Away from the Castle in the Bay

  • You don't think your kind of people are listened to enough in the Senate. You're satisfied with your representation in the local assemblies, though, and you may even attend on a regular basis.
  • You care considerably what family someone comes from. Especially if they want to marry your daughter.
  • The normal thing, when a couple dies, is for their movables to be divided equally between their children and the land to be passed to the eldest child. If the eldest child doesn't want it, it gets passed along until at least one child wants it. Real estate is never divided or sold off.
  • Christmas is in the winter. It's a minor festival celebrated only by Christians. The main festival is the three days of Samonios- that's when you really let your hair down.
  • You've left a message at the beep.
  • Unemployment benefits are yours by right, you've paid for them after all.
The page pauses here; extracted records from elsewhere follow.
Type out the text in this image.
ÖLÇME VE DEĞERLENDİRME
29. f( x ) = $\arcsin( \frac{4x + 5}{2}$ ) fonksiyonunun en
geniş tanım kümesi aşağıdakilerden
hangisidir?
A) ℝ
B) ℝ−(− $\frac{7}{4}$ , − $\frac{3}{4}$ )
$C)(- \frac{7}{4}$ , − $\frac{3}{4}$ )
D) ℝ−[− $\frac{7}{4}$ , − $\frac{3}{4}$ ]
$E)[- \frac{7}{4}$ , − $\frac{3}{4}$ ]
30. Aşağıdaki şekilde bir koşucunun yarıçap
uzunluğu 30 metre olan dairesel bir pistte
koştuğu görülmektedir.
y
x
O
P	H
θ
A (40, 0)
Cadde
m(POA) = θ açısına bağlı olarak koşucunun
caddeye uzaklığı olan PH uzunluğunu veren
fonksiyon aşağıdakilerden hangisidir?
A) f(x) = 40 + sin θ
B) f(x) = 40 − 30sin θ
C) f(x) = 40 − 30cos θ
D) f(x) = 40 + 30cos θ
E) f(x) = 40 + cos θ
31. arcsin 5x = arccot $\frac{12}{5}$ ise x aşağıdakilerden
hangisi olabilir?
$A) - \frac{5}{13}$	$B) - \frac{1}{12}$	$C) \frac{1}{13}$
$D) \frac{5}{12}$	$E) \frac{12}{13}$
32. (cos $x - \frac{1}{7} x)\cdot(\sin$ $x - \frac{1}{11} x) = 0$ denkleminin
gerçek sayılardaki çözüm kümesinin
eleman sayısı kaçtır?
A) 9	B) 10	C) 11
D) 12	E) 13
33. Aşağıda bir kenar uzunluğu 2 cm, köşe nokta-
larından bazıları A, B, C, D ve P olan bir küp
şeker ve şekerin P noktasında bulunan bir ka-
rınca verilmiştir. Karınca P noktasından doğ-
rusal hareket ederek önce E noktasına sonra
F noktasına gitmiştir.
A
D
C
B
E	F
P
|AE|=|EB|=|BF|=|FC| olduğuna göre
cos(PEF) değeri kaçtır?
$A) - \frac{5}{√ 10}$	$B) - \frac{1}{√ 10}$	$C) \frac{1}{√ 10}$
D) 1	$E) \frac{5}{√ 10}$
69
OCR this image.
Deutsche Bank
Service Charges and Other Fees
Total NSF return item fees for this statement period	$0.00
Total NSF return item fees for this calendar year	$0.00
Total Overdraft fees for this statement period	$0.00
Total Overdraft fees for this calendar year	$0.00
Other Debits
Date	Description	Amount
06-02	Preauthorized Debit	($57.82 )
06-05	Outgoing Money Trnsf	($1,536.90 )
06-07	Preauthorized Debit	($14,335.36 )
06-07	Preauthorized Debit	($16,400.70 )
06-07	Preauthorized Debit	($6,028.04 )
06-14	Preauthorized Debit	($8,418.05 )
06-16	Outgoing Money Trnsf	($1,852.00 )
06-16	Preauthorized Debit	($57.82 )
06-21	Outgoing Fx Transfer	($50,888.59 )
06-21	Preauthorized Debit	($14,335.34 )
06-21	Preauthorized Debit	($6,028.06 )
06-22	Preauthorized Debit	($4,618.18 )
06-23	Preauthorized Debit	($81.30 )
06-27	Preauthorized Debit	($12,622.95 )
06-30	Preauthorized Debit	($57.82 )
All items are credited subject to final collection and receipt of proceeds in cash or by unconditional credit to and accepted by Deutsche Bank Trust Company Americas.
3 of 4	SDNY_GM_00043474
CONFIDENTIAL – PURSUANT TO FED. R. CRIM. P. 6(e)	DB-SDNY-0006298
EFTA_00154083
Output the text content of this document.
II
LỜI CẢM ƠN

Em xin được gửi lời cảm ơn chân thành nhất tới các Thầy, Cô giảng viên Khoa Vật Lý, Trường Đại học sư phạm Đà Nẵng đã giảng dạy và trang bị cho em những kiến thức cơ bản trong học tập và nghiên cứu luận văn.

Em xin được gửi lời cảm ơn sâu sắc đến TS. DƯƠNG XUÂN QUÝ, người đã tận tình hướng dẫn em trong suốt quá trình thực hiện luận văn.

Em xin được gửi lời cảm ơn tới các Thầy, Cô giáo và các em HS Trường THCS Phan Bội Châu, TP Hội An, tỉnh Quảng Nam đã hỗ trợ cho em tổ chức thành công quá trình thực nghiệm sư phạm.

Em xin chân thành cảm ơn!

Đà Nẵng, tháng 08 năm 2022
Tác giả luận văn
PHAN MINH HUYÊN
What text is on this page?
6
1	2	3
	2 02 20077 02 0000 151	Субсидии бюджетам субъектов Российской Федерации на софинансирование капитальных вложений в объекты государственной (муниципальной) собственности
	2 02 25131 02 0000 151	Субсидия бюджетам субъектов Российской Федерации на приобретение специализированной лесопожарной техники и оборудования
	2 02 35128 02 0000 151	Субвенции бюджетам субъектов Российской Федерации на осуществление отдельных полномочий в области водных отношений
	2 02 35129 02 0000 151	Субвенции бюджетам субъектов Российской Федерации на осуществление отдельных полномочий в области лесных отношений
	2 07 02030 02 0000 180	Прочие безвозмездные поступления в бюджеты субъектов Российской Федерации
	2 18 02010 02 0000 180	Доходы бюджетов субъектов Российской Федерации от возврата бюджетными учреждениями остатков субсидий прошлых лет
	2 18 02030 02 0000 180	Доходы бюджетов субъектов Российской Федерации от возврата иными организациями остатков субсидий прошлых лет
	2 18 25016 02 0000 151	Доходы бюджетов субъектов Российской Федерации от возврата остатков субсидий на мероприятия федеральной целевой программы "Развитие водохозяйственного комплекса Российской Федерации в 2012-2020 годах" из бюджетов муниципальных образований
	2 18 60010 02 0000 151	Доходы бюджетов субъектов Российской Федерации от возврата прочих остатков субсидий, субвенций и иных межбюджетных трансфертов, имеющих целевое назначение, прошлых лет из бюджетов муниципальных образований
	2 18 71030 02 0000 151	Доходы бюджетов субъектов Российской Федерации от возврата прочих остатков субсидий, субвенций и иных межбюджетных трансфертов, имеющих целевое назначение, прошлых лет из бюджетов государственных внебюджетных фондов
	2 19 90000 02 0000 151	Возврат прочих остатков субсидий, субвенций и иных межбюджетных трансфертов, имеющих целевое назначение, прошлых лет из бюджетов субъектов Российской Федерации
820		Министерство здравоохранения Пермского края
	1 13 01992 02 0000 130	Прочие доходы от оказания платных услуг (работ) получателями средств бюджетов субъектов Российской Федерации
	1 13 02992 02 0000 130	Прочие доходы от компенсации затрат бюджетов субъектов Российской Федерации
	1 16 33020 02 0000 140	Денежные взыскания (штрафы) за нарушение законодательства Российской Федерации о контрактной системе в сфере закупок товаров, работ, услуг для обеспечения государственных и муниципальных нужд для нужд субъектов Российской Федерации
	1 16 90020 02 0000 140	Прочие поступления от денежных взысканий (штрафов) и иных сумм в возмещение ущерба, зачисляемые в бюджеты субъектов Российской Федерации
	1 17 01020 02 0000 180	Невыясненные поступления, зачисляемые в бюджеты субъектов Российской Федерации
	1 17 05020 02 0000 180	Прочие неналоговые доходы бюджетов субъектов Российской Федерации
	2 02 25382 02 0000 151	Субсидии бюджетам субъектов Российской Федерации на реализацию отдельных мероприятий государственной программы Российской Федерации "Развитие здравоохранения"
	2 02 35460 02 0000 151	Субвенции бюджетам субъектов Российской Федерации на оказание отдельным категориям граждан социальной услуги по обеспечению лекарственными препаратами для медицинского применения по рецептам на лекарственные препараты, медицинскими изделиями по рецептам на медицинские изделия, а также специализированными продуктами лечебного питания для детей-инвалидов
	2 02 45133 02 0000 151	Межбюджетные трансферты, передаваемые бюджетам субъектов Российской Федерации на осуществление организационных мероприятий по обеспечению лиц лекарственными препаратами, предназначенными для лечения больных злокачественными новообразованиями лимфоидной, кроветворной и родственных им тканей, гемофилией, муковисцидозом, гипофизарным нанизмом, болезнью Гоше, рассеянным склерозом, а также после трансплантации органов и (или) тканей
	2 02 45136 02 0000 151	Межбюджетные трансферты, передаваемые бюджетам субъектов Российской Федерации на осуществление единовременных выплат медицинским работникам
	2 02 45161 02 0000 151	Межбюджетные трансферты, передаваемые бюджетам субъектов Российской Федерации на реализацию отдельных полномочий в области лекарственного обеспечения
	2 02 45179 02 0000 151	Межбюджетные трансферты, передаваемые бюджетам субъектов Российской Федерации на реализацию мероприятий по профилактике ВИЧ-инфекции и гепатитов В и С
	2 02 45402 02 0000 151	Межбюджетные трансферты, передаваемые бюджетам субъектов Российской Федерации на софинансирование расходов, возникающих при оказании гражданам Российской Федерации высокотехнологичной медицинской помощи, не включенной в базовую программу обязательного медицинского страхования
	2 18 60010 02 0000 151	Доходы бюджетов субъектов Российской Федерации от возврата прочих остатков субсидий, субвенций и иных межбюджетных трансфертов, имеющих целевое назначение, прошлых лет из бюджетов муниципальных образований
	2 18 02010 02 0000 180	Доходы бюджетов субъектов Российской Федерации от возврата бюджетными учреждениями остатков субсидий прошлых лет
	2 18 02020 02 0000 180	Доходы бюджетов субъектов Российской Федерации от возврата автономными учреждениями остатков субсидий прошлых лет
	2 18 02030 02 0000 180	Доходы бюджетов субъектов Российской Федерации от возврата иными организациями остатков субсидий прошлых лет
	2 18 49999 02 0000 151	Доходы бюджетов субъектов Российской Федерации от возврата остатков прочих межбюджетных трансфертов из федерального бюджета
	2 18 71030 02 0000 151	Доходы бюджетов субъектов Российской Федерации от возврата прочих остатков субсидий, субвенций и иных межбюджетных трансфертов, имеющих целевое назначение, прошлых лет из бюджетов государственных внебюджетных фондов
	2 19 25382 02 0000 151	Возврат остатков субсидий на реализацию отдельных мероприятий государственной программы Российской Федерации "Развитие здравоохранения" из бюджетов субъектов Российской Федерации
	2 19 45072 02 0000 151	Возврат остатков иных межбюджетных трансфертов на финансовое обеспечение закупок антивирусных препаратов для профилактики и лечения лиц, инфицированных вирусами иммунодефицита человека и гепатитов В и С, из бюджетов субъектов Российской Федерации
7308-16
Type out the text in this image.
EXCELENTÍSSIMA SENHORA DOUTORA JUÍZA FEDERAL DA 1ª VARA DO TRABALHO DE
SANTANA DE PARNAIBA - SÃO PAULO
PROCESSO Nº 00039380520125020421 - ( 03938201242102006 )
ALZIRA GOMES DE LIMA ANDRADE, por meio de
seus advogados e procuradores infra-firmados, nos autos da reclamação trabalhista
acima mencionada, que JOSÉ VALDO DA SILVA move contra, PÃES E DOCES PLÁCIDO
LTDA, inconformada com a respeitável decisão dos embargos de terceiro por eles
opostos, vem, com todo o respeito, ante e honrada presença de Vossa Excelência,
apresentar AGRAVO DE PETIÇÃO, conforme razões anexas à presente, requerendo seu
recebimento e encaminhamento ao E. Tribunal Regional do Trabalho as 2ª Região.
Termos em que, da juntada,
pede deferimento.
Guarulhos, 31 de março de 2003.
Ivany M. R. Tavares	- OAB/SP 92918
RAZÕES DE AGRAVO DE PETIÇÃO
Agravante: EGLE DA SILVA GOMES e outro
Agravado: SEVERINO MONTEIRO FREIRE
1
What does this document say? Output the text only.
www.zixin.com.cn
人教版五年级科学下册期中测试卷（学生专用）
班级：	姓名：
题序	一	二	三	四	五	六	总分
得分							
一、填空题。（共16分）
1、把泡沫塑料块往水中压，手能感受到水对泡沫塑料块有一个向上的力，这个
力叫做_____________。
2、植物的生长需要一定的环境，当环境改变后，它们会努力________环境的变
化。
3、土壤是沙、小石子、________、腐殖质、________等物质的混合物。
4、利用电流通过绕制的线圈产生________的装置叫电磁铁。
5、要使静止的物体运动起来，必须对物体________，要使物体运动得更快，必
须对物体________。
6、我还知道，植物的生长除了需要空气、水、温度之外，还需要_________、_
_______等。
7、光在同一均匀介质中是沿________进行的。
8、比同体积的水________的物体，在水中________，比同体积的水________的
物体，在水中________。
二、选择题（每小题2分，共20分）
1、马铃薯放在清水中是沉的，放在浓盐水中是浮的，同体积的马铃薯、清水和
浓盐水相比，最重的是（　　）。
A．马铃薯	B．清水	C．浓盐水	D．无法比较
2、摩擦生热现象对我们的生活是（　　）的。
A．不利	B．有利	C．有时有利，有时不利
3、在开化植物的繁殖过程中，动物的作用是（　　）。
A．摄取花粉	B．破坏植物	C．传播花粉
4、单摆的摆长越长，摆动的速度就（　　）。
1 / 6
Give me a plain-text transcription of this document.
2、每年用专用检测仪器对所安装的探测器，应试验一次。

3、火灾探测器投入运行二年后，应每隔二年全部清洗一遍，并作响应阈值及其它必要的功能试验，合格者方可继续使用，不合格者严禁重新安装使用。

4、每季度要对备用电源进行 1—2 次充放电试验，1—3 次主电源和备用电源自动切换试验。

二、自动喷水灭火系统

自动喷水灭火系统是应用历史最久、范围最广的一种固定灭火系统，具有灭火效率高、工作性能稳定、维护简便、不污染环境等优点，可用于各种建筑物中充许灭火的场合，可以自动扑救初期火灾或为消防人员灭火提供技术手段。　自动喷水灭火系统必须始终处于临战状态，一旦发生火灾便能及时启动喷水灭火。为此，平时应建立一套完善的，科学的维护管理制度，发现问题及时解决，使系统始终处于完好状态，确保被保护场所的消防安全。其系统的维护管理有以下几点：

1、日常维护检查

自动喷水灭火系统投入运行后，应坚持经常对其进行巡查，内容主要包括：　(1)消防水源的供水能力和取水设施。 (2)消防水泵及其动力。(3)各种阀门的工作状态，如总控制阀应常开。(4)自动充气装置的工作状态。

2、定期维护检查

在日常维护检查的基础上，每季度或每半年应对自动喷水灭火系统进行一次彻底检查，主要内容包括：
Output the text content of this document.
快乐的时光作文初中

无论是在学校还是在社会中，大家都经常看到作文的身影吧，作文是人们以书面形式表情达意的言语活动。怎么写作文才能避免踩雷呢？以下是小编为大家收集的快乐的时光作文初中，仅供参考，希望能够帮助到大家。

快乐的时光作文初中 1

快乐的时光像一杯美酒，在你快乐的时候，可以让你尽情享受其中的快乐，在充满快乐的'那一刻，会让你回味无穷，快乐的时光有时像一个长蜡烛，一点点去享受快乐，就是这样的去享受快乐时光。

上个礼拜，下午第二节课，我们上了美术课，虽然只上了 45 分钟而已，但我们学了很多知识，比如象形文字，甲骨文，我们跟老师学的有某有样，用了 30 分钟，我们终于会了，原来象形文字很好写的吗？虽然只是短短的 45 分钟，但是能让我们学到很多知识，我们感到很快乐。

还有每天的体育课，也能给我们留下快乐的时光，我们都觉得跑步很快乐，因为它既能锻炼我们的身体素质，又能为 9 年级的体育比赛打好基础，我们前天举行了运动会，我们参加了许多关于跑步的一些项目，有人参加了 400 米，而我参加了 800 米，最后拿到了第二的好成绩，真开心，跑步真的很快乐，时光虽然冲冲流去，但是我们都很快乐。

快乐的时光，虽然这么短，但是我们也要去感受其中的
And of course those who can't support themselves should get welfare.
  • The Cravethist church is still relatively powerful, and the Christian church is not without influence.
  • You think of musical theatre as a populist entertainment and regularly go to see plays and musicals. Opera and ballet, on the other hand, are seen as being rather elitist and weirdly foreign.


Space and Time

  • You value punctuality and refer to those who are late as being on "Kerno time".
  • If you're talking to someone, you get uncomfortable if they move further away than three feet.
  • Showing up unannounced at someone's house is acceptable if you bring food or alcohol (and in former times, fuel for the fire), and people are regularly popping in and out of their neighbours' houses for a chat. But you generally ring first, particularly at dinner time.
  • Men and women will often spend the evening in the tavarn. Drunkenness outside of holiday time is frowned upon, however.
  • When you negotiate, you don't play hardball. You're polite and make allusions to what you want. Approaching something directly is seen as inelegant and rather rude.